3.  Left ventricular end-diastolic pressures are significantly elevated at 30 mmHg. 

From the right femoral approach, a 6-French sheath was placed in the right femoral artery. Angiography confirmed AngioSeal placement for hemostasis postprocedure would be appropriate. A 6 French 4 cm left diagnostic catheter was used to obtain coronary angiograms of the left coronary system and then 6 French 4 cm Judkins right guide catheter was selected and passed as near coaxial manner as possible to the right coronary ostium. BMW guidewire was passed into the distal right coronary artery using the support of a 2.0 x 8 mm semi-compliant balloon. The wire passed easily through what appeared to be a fresh thrombus in the occluded area. The balloon was inflated multiple times to 16 atmospheres and withdrawn. This predilation angioplasty having been performed, there appeared to be a high-grade lesion at the level of the AV groove, which was 95% and quite short, approximately 6 mm in length. There was a poststenotic dilatation in the right coronary artery. A 2.75 x 8 mm Vision bare-metal stent was selected and passed over the wire and positioned carefully under fluoroscopic magnification views. It was inflated to a maximum of 14 atmospheres several times and the balloon carrier system was withdrawn. Excellent reformation of the lesion was achieved. All catheters and guidewires were removed after fluoroscopic visualization demonstrated no evidence of dye extravasation or other complications. An AngioSeal device was placed in the femoral artery and the patient returned to the room in stable condition having suffered no complications.

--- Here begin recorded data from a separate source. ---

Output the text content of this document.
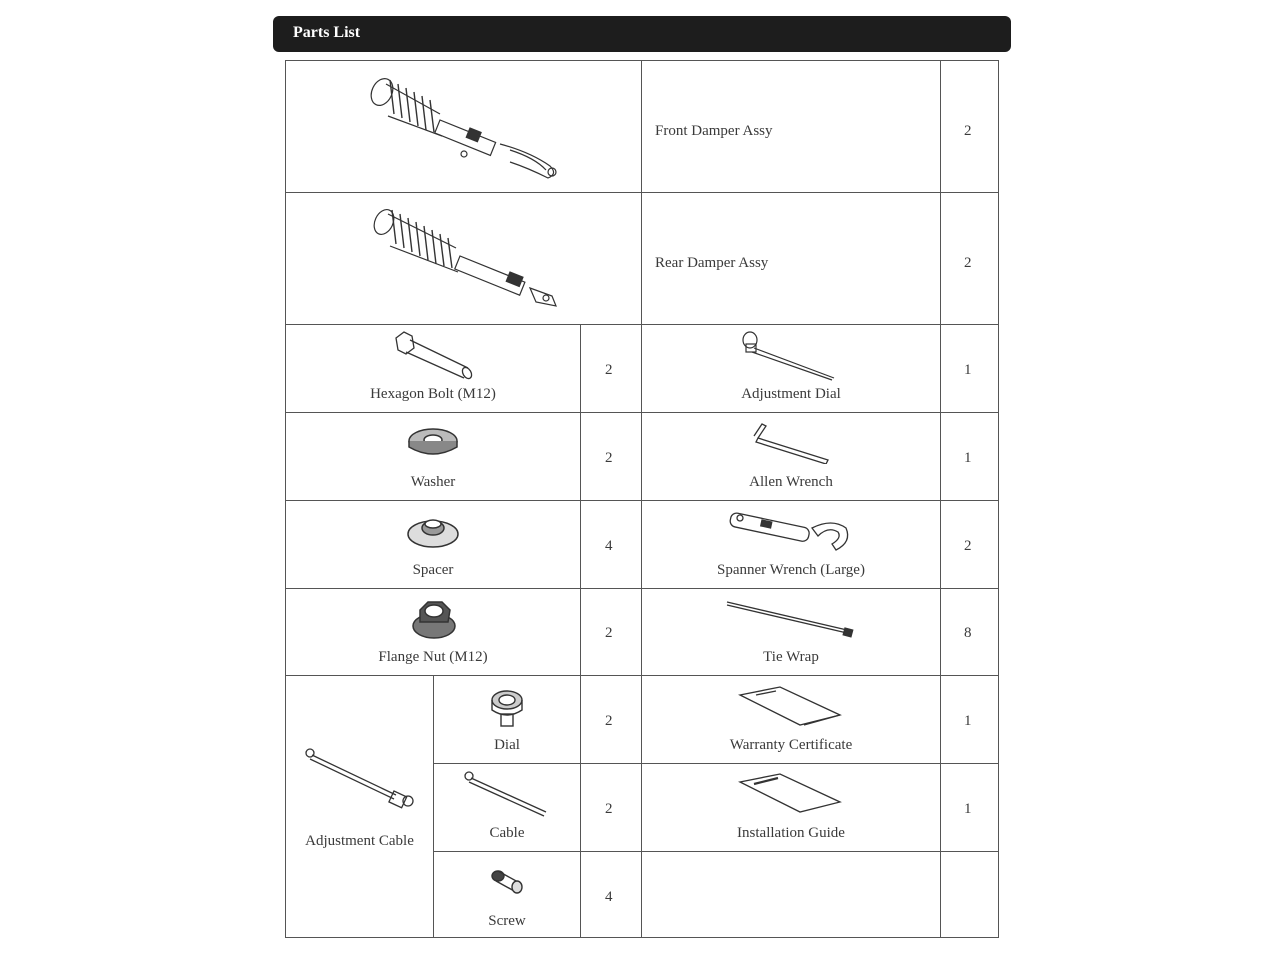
Parts List
Front Damper Assy	2
Rear Damper Assy	2
Hexagon Bolt (M12)
2
Adjustment Dial
1
Washer
2
Allen Wrench
1
Spacer
4
Spanner Wrench (Large)
2
Flange Nut (M12)
2
Tie Wrap
8
Adjustment Cable
Dial
2
Warranty Certificate
1
Cable
2
Installation Guide
1
Screw
4
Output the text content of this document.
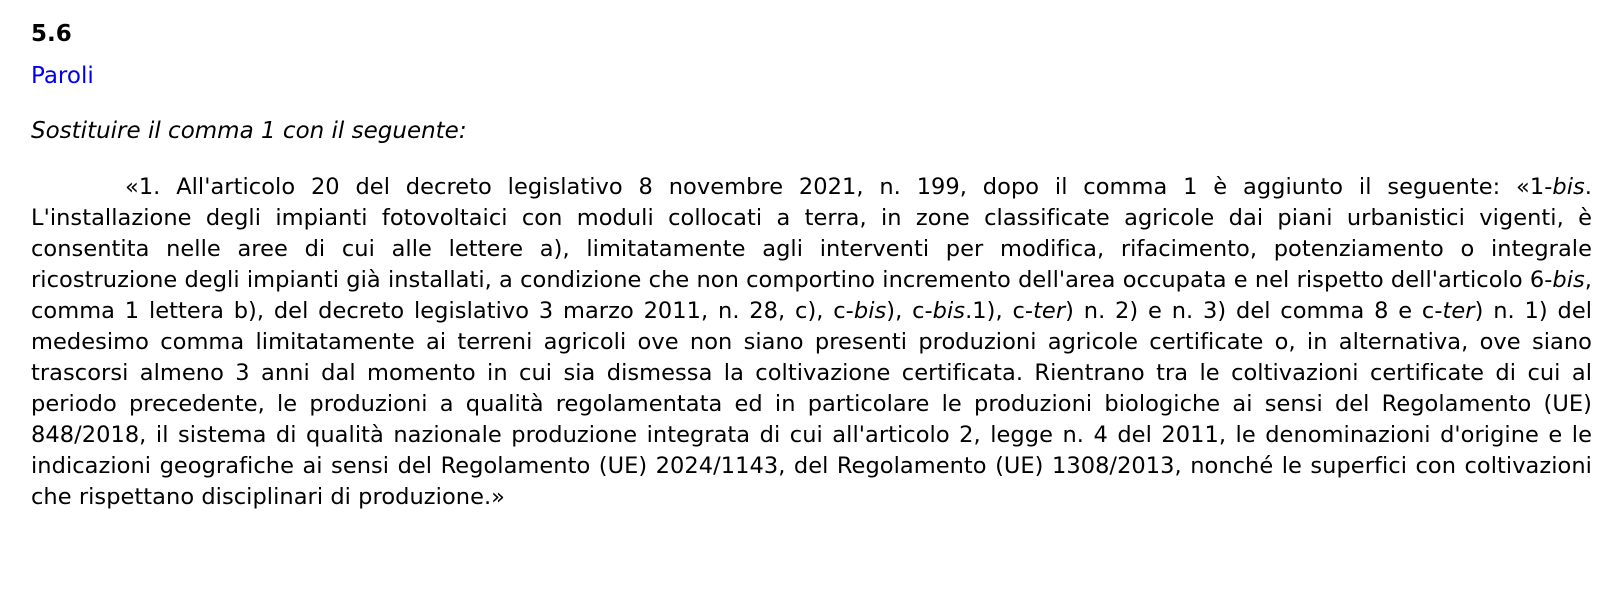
5.6
Paroli
Sostituire il comma 1 con il seguente:
«1. All'articolo 20 del decreto legislativo 8 novembre 2021, n. 199, dopo il comma 1 è aggiunto il seguente: «1-bis. L'installazione degli impianti fotovoltaici con moduli collocati a terra, in zone classificate agricole dai piani urbanistici vigenti, è consentita nelle aree di cui alle lettere a), limitatamente agli interventi per modifica, rifacimento, potenziamento o integrale ricostruzione degli impianti già installati, a condizione che non comportino incremento dell'area occupata e nel rispetto dell'articolo 6-bis, comma 1 lettera b), del decreto legislativo 3 marzo 2011, n. 28, c), c-bis), c-bis.1), c-ter) n. 2) e n. 3) del comma 8 e c-ter) n. 1) del medesimo comma limitatamente ai terreni agricoli ove non siano presenti produzioni agricole certificate o, in alternativa, ove siano trascorsi almeno 3 anni dal momento in cui sia dismessa la coltivazione certificata. Rientrano tra le coltivazioni certificate di cui al periodo precedente, le produzioni a qualità regolamentata ed in particolare le produzioni biologiche ai sensi del Regolamento (UE) 848/2018, il sistema di qualità nazionale produzione integrata di cui all'articolo 2, legge n. 4 del 2011, le denominazioni d'origine e le indicazioni geografiche ai sensi del Regolamento (UE) 2024/1143, del Regolamento (UE) 1308/2013, nonché le superfici con coltivazioni che rispettano disciplinari di produzione.»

The patient with occluded right coronary artery, requiring percutaneous revascularization. Multiple stents are present, 2 in the left anterior descending, 1 in the circumflex coronary artery, and at least 3 in the right coronary artery. This patient has extensive disease and continues to smoke and may eventually require either maximal medical management alone or coronary bypass grafting.